Os prémios de seguro globais estão em ascensão porque o risco está a deixar de ser risco para passar a ser certeza. A estreita relação da banca com os seguros garante que cada catástrofe climática é também uma crise financeira. E, considerando que o risco está a transformar-se ou a aproximar-se de uma certeza em muitos casos, há cada vez mais seguradoras a recusarem assegurar investimentos, projetos industriais, construção em zonas perigosas, colheitas em zonas de risco de inundação ou seca, e os próprios seguros gerais sobre prédios, transportes e outras áreas. Recusam-se porque o seu negócio é fazer lucro e porque a anterior distribuição vantajosa de risco já não se verifica. Todos os riscos são muito maiores e o risco de grandes catástrofes climática é generalizado. Mesmo quando as seguradoras não se recusam a fazer os seguros, aumentam os prémios e portanto tanto pessoas como empresas estão a pagar mais para ter seguros (muitos deles obrigatórios e diretamente associados a créditos). Se considerarmos uma zona como o Paquistão, que está ano sim, ano não, debaixo de água, ou um estado como a Califórnia, uma das mais importantes áreas agrícolas dos Estados Unidos, que neste momento tem incêndios anuais a devastar permanentemente vastas áreas e até cidades, que companhias de seguro poderão alguma vez assegurar todos os danos provocados? Nenhumas.

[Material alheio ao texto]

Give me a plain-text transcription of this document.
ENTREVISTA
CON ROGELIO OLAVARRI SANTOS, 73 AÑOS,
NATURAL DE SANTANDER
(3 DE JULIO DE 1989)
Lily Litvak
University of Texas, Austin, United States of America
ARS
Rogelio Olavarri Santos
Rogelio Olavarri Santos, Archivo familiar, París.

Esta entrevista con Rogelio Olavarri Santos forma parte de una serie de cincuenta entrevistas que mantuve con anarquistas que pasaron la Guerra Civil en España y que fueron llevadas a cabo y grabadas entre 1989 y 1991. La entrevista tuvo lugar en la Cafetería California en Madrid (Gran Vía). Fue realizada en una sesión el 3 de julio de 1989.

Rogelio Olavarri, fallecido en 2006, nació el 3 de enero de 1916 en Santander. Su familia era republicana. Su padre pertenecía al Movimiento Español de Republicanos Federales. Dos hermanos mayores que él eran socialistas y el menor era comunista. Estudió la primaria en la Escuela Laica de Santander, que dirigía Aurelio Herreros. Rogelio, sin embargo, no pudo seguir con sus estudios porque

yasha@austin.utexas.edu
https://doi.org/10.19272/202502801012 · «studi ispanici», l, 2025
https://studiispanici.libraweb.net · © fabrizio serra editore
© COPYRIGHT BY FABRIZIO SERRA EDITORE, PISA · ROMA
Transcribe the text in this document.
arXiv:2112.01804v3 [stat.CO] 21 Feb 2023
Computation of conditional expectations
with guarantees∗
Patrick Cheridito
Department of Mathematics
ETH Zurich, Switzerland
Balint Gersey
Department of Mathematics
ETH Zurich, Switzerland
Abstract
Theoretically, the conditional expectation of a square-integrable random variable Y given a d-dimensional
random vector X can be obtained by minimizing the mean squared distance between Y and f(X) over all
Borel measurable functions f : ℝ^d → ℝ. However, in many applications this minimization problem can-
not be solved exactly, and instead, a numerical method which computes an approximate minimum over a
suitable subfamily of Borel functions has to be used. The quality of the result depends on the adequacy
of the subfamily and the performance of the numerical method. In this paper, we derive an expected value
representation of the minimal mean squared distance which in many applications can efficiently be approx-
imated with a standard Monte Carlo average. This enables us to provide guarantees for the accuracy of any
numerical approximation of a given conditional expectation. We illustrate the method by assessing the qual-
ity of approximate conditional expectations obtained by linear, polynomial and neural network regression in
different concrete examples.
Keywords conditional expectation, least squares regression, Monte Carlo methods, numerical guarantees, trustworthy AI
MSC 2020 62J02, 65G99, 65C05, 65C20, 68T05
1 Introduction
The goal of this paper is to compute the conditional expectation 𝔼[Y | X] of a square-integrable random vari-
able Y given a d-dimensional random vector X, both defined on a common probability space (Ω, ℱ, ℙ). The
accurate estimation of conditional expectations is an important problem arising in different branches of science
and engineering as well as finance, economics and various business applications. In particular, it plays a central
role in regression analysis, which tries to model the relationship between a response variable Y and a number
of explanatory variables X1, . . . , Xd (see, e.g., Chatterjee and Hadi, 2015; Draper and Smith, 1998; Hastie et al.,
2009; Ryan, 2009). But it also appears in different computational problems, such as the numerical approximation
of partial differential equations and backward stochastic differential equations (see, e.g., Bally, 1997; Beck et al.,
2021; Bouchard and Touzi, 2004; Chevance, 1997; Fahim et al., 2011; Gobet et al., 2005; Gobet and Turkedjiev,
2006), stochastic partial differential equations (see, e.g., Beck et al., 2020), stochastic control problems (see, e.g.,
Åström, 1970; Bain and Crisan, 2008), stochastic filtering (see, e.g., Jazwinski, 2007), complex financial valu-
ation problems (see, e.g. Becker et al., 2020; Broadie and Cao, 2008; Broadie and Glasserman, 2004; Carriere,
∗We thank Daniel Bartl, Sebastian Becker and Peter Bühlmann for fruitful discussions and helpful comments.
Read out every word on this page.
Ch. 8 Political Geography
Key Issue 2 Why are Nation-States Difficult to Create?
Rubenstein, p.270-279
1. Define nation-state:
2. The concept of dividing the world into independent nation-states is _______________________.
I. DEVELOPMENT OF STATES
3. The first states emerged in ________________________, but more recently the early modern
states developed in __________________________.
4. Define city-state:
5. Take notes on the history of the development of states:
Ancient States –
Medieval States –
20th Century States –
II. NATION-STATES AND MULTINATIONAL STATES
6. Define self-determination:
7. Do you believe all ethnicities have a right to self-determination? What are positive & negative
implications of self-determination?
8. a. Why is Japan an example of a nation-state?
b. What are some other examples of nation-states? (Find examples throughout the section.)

Quem pagará estes desastres? As pessoas desses países através do Estado, o último garante. Isto acontecerá com países ou territórios onde o Estado é rico, como a Califórnia. Em casos como Paquistão, a resposta é que ninguém pagará esses desastres na sua totalidade. Os estados, para pagarem essas catástrofes produzidas pela indústria fóssil, terão de endividar-se mais, aumentar impostos ou desviar receitas de atividades como Educação ou Saúde para recuperação - em capitalismo podemos dar como certo que o financiamento do aparato repressivo, a polícia e os exércitos, não será tocado, em particular porque o descontentamento social não tem como não aumentar.

O aumento do custo de vida já é uma consequência da crise climática e os preços altos são e continuarão a ser impostos às pessoas porque a oferta geral de bens e produtos está em queda. Todas as debilidades já existentes antes - fracos sistemas de saúde, monopólios energéticos, parque habitacional indisponível, mal construído, turistificação de cidades, falta de transportes públicos de qualidade, trabalho precário de massas - serão exacerbadas. Os sistemas de saúde ficam à beira do colapso, as pessoas não conseguem pagar rendas, não se conseguem deslocar para trabalhar sem custos exorbitantes, deixam de pagar contas e dívidas. E os bancos ameaçam, despejam, processam, mas não há dinheiro para salvá-los: crise financeira. Não pagando as pessoas diretamente, pagam os Estados, novamente o último garante do sistema financeiro, reduzindo serviços públicos e capacidade social, aumentando dívidas públicas e sendo pressionados a vender activos públicos e hipotecar o futuro.


E dir-nos-ão sempre que é necessário salvar a banca, porque senão toda a economia colapsa. Garantirão o colapso da sociedade para salvar a banca, uma vez mais. No entanto esta não é igual às crises financeiras anteriores.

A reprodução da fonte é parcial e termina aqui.